Os ISPs norte-americanos já estão habituados a um sistema parecido, que obriga os intermediários técnicos, como os fornecedores de acesso à internet, a remover todos os conteúdos ilícitos sempre que receberem uma notificação dos detentores de direitos, caso não desejem ser processados.
Apesar das pressões das editoras discográficas, até o momento os ISPs norte-americanos não têm cooperado, e é justamente isso o que a ACTA pretende mudar: além de fazer essa regra de caráter global, os ISPs poderão passar a ser obrigados a filtrar ou bloquear conteúdos protegidos por direitos de autor. Isso já acontece na Coreia do Sul, onde a subsidiária do Google optou por impedir todos os uploads de vídeos e comentários.

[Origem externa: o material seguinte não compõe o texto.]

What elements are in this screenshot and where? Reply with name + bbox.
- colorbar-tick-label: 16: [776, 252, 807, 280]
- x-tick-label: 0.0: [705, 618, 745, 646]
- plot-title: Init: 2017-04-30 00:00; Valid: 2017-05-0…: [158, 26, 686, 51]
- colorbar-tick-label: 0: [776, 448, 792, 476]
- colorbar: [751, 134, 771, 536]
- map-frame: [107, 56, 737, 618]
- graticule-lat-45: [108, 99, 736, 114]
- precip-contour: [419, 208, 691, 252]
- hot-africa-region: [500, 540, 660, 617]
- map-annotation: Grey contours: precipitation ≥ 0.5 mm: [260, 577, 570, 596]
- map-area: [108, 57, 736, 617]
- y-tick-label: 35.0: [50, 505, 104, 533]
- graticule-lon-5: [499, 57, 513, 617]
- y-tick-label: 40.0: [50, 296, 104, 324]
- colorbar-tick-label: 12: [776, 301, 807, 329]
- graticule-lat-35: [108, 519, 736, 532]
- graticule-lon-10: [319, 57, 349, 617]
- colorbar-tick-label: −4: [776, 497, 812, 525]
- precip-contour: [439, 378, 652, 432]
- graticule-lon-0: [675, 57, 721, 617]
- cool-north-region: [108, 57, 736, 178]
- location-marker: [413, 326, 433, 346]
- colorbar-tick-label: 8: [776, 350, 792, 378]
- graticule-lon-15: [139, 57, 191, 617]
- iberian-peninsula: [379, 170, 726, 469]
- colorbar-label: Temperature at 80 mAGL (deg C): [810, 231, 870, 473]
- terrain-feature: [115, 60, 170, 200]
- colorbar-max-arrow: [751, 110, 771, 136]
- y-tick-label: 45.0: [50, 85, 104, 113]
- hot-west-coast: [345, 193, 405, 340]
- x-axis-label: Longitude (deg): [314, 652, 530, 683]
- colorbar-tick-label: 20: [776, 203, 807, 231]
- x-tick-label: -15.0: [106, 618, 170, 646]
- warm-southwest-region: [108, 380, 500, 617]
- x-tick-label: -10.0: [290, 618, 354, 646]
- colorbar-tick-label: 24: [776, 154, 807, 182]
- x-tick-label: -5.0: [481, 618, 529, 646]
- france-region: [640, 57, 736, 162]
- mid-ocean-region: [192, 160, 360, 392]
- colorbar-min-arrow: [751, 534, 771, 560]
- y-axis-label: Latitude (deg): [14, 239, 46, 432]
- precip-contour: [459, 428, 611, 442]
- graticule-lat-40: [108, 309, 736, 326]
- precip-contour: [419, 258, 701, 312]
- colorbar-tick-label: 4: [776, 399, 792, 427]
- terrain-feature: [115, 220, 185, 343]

Por fim, o tratado reforça ainda mais a proteção concedida às medidas técnicas de segurança, mais conhecidas como DRM, a ponto de prever a aplicação de leis civis e criminais a quem contornar ou distribuir ferramentas que driblem essas tecnologias anticópia. Além disso, podem ser implantadas leis alfandegárias, o que deve significar a fiscalização e apreensão de bens como notebooks e mp3 players. Para isso, apenas a suspeita de que tais itens violam direitos autorais já seria suficiente para condenar um culpado.
Manifestações
Enquanto o projeto segue em andamento, o número de entidades e figuras políticas que se posicionam contra a aplicação efetiva do tratado aumenta cada vez mais. A deputada holandesa Marietje Schaake, que participa do parlamento europeu, declarou em nota oficial a preocupação com a falta de transparência com a qual o acordo foi negociado, além dos impactos reais que ele terá na liberdade de expressão na internet.
Já os franceses do Le Quadrature du Net - uma ONG que alerta governos e a sociedade sobre projetos que ameaçam liberdades civis na web - veem a assinatura do ACTA pela UE como uma armadilha para a democracia. Nem mesmo o temido grupo de hackers Anonymous ficou de fora dos críticos. Em postagens recentes no Twitter, eles deixam clara a posição contrária ao acordo, e promete retaliações.
O público que mais tem protestado diante do tratado são os poloneses que, desde o início desta semana, invadiram as ruas contra a participação da Polônia no projeto. Em Varsóvia, os manifestantes ocuparam a frente do gabinete da União Europeia, onde, com adesivos colados na boca, cartazes com dizeres "Pare ACTA" e máscara de Guy Fawkes, se declararam contra a entrada do ACTA no país.